- Born: 1907 Pipestone, Minnesota, United States
- Died: 26 January 1987 (aged 79–80)
- Education: University of Oregon Stanford University
- Known for: Sequence stratigraphy
- Scientific career
- Fields: Paleontology, Stratigraphy
- Workplaces: University of Nevada, University of Washington

= Harry E. Wheeler =

Harry Eugene Wheeler (1907 – 26 January 1987) was an American geologist and stratigrapher. Eric Cheney called him "the chief theoretical architect of sequence stratigraphy"

Wheeler was a professor of geology at the University of Washington from 1948 until 1976.

==Work on stratigraphy==
Wheeler's work in the 1950 and 1960s was pivotal in the later development of sequence stratigraphy, which is still used today, for example by petroleum industry geologists. His 1964 paper, Baselevel, Lithosphere Surface, and Time-Stratigraphy evolved the concept of base level to emphasize the continuous spatial and temporal nature of stratigraphy, eventually giving rise to Wheeler diagrams:

But what of stratigraphic discontinuities as manifestations of nondeposition and accompanying erosion?

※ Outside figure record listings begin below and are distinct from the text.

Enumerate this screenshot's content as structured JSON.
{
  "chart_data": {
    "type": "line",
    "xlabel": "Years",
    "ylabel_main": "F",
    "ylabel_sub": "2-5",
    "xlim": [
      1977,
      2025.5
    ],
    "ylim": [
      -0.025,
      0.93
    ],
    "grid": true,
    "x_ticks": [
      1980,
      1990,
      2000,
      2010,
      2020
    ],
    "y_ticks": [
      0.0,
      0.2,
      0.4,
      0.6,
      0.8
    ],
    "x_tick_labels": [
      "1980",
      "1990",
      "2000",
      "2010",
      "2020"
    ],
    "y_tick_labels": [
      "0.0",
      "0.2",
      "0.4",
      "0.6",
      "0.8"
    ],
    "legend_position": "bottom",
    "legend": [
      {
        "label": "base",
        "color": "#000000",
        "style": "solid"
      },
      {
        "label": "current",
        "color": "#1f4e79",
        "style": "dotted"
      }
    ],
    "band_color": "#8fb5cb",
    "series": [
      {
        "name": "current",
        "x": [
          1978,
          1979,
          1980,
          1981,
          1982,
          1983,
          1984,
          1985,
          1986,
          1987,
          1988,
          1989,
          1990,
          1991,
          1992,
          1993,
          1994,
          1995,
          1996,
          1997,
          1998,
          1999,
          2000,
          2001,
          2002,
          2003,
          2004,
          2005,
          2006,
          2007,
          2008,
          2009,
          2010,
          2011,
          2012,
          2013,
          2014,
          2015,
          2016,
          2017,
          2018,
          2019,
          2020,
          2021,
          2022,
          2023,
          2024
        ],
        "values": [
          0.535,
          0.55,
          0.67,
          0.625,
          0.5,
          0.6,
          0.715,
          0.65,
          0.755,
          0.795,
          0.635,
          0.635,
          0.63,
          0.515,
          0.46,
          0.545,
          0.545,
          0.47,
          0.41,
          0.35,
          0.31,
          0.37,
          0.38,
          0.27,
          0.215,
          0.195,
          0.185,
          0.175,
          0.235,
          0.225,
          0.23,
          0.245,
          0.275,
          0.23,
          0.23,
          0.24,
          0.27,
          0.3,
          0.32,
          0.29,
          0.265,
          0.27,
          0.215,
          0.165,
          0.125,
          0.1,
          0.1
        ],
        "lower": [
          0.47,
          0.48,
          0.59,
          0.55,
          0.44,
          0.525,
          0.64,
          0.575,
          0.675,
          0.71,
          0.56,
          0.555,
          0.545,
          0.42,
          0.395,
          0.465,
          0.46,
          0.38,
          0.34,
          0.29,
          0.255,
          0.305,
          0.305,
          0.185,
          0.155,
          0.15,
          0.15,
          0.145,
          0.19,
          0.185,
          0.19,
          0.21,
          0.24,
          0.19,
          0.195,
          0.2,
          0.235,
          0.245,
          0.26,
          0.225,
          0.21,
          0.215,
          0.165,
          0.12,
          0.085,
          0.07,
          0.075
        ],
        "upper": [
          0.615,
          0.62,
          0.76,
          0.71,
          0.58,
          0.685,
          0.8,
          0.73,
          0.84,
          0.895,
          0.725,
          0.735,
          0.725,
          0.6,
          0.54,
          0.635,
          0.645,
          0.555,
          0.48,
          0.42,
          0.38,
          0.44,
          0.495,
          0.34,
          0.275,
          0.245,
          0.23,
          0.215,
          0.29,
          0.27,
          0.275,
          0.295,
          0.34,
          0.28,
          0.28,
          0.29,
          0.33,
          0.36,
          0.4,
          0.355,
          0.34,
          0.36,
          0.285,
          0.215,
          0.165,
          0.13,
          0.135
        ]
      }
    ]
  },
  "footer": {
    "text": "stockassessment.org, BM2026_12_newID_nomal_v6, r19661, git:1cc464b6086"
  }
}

Here we pass into the realm of no less important but completely abstract, area-time framework, in which a discontinuity takes on 'area-time' configuration in the form of the lacuna, which in turn, consists of hiatus and degradation vacuity.

==Wheeler diagrams==
The Wheeler diagram is a spatio-temporal plot, showing the (usually one dimensional) spatial distribution of sedimentary facies through time in a two-dimensional chart. Three-dimensional seismic data allows the construction of three-dimensional Wheeler 'diagrams', but these are rare because of the difficulty of producing them.